Tochterunternehmen: Die landeseigenen Wohnungsbaugesellschaften sollen Tochterunternehmen gründen, die unter anderem für die Materialbeschaffung bei größeren Instandhaltungen, bei Modernisierungen und beim Neubau zuständig sind. Geplant ist außerdem, dass die Tochterunternehmen Dienstleistungen, etwa im Bereich des Controllings, übernehmen.

Ankauf und Neubau: Die kommunalen Wohnungsbaugesellschaften sollen die Zahl der Wohnungen erhöhen und das Angebot an preisgünstigen Unterkünften erweitern – durch Ankauf und Neubau. Neu gebaut werden soll vorrangig in Gegenden, in denen ein Mangel an preisgünstigen Wohnungen besteht. Beim Ankauf sollen vorrangig frühere oder noch bestehende Sozialwohnungen erworben werden.

Die Mieten: Die Preise für die Überlassung der Mietwohnungen sollen „sozialverträglich festgelegt werden“, aber zugleich kostendeckend sein. Auch die Bildung ausreichender Rücklagen für Instandhaltungen soll noch ermöglicht werden. Modernisierungen sind den Plänen nach so zu gestalten, dass die Miete im Hinblick auf das Haushaltseinkommen tragbar bleibt.

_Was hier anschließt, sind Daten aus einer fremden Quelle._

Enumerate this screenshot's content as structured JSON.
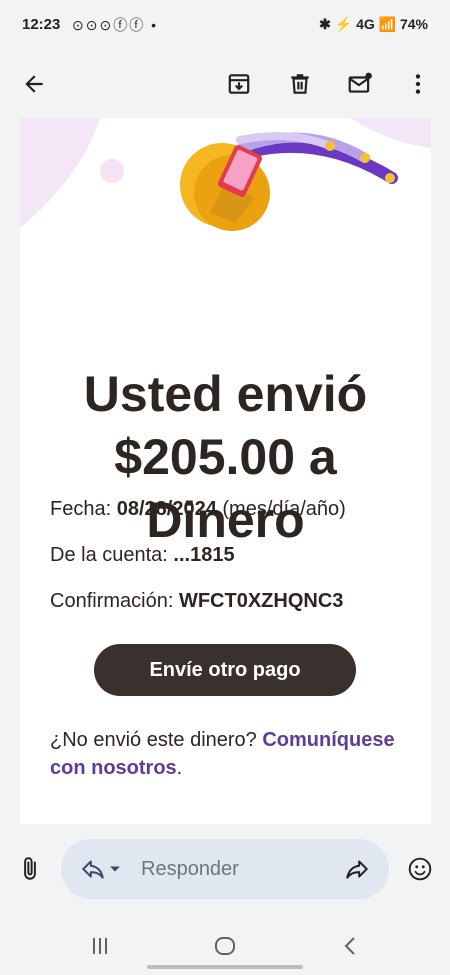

Überschüsse werden investiert: Eine Abführung von Gewinnen an das Land Berlin ist nicht vorgesehen. Alle erwirtschafteten Überschüsse aus der Vermietung sind wieder zu investieren.

Verkäufe nur ausnahmsweise: In begründeten Ausnahmefällen sollen die Wohnungsbaugesellschaften Wohnungen verkaufen können. Ein Verkauf soll aber nur an andere landeseigene Wohnungsbaugesellschaften, an Genossenschaften oder an vergleichbare Unternehmen erlaubt werden. Verkäufe, die zur Umwandlung von Miet- in Eigentumswohnungen führen, sind zu unterlassen.

Mieterräte: Ein Gesamt-Mieterrat soll bei Entscheidungen des Vorstandes mitbestimmen dürfen, zum Beispiel beim Instandhaltungsprogramm und bei Modernisierungen. Vor anderen wichtigen Entscheidungen, wie allgemeinen Mieterhöhungen, hat der Mieterrat ein Recht auf Stellungnahme. Örtliche Mieterräte dürfen bei der Verbesserung der Wohnsituation und bei Fragen zur Hausordnung mitreden.

Experten im Fachbeirat: Jede kommunale Gesellschaft erhält einen Fachbeirat, in dem Vertreter von Verbänden der Sozialarbeit und der Wohlfahrtspflege vertreten sind. Sie sollen dazu beitragen, dass der soziale Auftrag erfüllt wird.